One of the other defendants moved to disqualify Parrish, who then prepared an affidavit for Bergaoui to sign saying he declined to seek independent counsel, the court said.  Bergaoui wouldn’t sign it so Parrish then claimed White was independent counsel for Spruce River.  Bergaoui then got independent counsel, Brad Bryant, who told Parrish that Bergaoui didn’t want to be business partners with him, the court said.

No Car for Fees

The court agreed with the referee that Parrish violated Rule Regulating the Florida Bar 4-1.8(a), which prohibits transactions with clients unless the terms are fair and reasonable and fully disclosed to the client, the client is advised to seek independent counsel, and the client gives written informed consent.  The court said the comment to the rule explains that this rule doesn’t apply to an “ordinary fee arrangement,” which is covered by Rule 4-1.5. Rule 4-1.5 says all fees must be reasonable and not excessive.

The Lamborghini agreement clearly pertained to legal fees and wasn’t ordinary, the court said.  The referee focused on the forced sale provision and found it didn’t satisfy the requirements of Rule 4-1.8(a).  The agreement gave Parrish an opportunity to collect an indeterminate amount of funds from the sale of his client’s Lamborghini, which “would constitute an excessive fee,” the court said.

The court agreed with the referee that Parrish violated rules 4-1.5(a), 4-1.8(a) and 3-4.3 (“commission by a lawyer of any act that is unlawful or contrary to honesty and justice may constitute a cause for discipline”).

No Loans, No Financial Help

The court agreed with the referee that Parrish violated Rule 4-1.2, which says a lawyer must “abide by a client’s decisions concerning the objectives of representation” and “reasonably consult with the client as to the means by which they are to be pursued.”  Parrish having “co-equal decision-making authority with his client in directing litigation strategy,” violated the rule.

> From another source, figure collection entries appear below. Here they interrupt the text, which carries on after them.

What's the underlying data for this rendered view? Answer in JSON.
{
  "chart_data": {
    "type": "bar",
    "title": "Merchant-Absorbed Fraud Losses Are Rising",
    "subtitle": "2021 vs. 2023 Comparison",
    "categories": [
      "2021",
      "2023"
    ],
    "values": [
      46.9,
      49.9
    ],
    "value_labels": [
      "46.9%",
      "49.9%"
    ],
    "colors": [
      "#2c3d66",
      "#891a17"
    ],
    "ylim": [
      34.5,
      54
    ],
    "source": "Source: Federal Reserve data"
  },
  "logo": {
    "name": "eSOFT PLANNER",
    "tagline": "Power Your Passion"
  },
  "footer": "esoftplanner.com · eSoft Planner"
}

And Parrish again failed to meet the requirements of Rule 4-1.8(a) for entering into the subordination agreement with his client, the court said.  The court deferred to the referee’s determination that Parrish’s and White’s testimony about White being independent counsel for Bergaoui wasn’t credible.

The court also agreed with the referee that Parrish violated Rule 4-1.8(e), which prohibits a lawyer from providing “financial assistance” to a client.  Parrish’s loan to the defendants was a form of financial assistance for the benefit of his client, the court said.

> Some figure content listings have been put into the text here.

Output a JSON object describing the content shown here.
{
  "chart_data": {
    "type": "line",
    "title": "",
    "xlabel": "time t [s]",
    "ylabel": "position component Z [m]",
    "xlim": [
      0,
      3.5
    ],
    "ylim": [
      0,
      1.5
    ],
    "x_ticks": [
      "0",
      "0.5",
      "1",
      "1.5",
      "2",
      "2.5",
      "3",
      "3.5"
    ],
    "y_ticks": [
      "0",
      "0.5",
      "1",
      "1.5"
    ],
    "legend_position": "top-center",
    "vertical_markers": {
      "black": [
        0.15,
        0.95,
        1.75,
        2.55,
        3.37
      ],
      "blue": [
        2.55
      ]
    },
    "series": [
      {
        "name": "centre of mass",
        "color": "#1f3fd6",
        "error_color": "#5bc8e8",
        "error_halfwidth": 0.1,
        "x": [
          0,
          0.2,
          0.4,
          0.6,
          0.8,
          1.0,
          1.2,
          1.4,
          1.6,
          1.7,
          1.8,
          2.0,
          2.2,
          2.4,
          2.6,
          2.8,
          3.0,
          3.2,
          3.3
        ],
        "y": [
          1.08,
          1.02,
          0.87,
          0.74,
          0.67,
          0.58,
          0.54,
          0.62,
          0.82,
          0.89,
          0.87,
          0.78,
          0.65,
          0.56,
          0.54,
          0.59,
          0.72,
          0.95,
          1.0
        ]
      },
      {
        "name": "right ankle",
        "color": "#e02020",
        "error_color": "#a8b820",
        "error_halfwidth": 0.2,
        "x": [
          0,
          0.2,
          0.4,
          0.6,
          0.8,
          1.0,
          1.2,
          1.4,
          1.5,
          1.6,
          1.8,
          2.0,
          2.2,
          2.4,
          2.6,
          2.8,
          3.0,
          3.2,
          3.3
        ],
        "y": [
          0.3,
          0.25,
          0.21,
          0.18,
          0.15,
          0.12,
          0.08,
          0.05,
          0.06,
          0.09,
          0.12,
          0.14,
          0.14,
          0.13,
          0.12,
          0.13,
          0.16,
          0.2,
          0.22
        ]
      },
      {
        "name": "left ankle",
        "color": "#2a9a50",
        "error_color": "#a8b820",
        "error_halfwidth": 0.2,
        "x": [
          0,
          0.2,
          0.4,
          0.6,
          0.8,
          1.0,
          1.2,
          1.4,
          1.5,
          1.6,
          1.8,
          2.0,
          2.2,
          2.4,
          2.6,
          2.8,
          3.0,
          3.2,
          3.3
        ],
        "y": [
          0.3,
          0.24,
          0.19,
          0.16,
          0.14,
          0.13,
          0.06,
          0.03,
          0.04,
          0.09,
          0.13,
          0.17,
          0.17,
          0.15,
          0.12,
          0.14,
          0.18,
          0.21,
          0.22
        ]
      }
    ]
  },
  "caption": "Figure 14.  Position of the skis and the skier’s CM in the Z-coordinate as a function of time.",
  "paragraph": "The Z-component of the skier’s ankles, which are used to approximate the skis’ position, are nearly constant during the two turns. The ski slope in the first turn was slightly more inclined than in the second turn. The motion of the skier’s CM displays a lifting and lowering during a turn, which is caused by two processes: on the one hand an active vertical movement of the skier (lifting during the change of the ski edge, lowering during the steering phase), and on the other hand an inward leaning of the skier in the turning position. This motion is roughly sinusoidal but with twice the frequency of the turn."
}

The court agreed that Parrish violated 4-1.8(i), which prohibits a lawyer from acquiring a proprietary interest in a litigation.  The court rejected Parrish’s argument that the mortgage wasn’t a “proprietary interest.”  It also found that he failed to act diligently and competently in another matter.

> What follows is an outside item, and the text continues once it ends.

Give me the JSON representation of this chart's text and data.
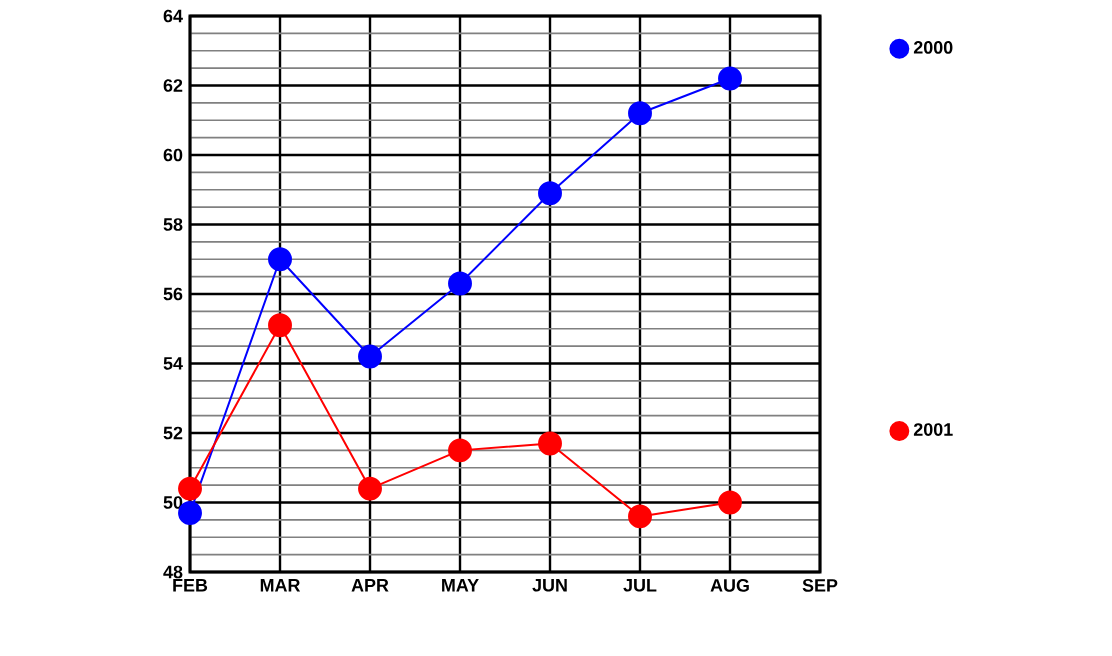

But the court determined that the referee’s recommendation of a one year suspension wasn’t supported by a “reasonable basis in the case law.”  The court said the other conflict of interest cases the referee relied upon were factually distinguishable.  Unlike in several of those cases, Parrish “engaged in multiple instances of unethical conduct,” that resulted in several rule violations.  Another case the referee cited was over 15 years old and the court has since imposed more severe discipline than in the past, it said.